When creating a new migration (a change to the database structure), we put it here

Software Stack

  • Project infrastructure

    • Python: the language we’re using to write this

    • Py.Test: for unit tests

    • virtualenv: for setting up an isolated environment to keep MediaGoblin and related packages (potentially not required if MediaGoblin is packaged for your distro)

  • Data storage

    • SQLAlchemy: SQL ORM and database interaction library for Python.

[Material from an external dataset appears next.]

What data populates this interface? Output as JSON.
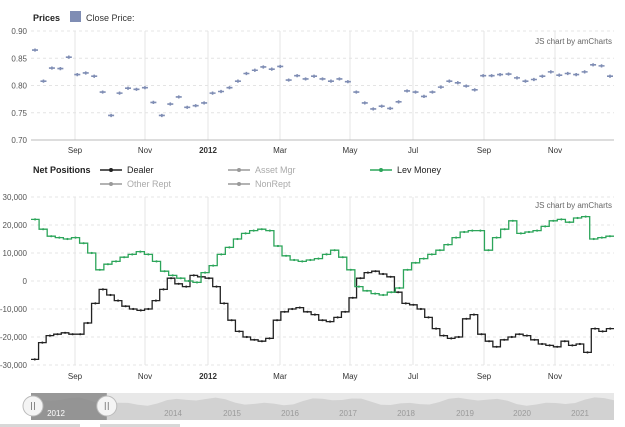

Currently we support SQLite and PostgreSQL as backends.

  • Web application

    • Paste Deploy and Paste Script: we’ll use this for configuring and launching the application

    • werkzeug: nice abstraction layer from HTTP requests, responses and WSGI bits

    • itsdangerous: for handling sessions

    • Jinja2: the templating engine

    • WTForms: for handling, validation, and abstraction from HTML forms

    • Celery: for task queuing (resizing images, encoding video, …)

    • Babel: Used to extract and compile translations.

    • Markdown (for python): implementation of Markdown text-to-html tool to make it easy for people to write rich text comments, descriptions, and etc.

    • lxml: nice XML and HTML processing for python.

  • Media processing libraries

    • Python Imaging Library: used to resize and otherwise convert images for display.

    • GStreamer: (Optional, for video hosting sites only) Used to transcode video, and in the future, probably audio too.

    • chardet: (Optional, for ASCII art hosting sites only) Used to make ASCII art thumbnails.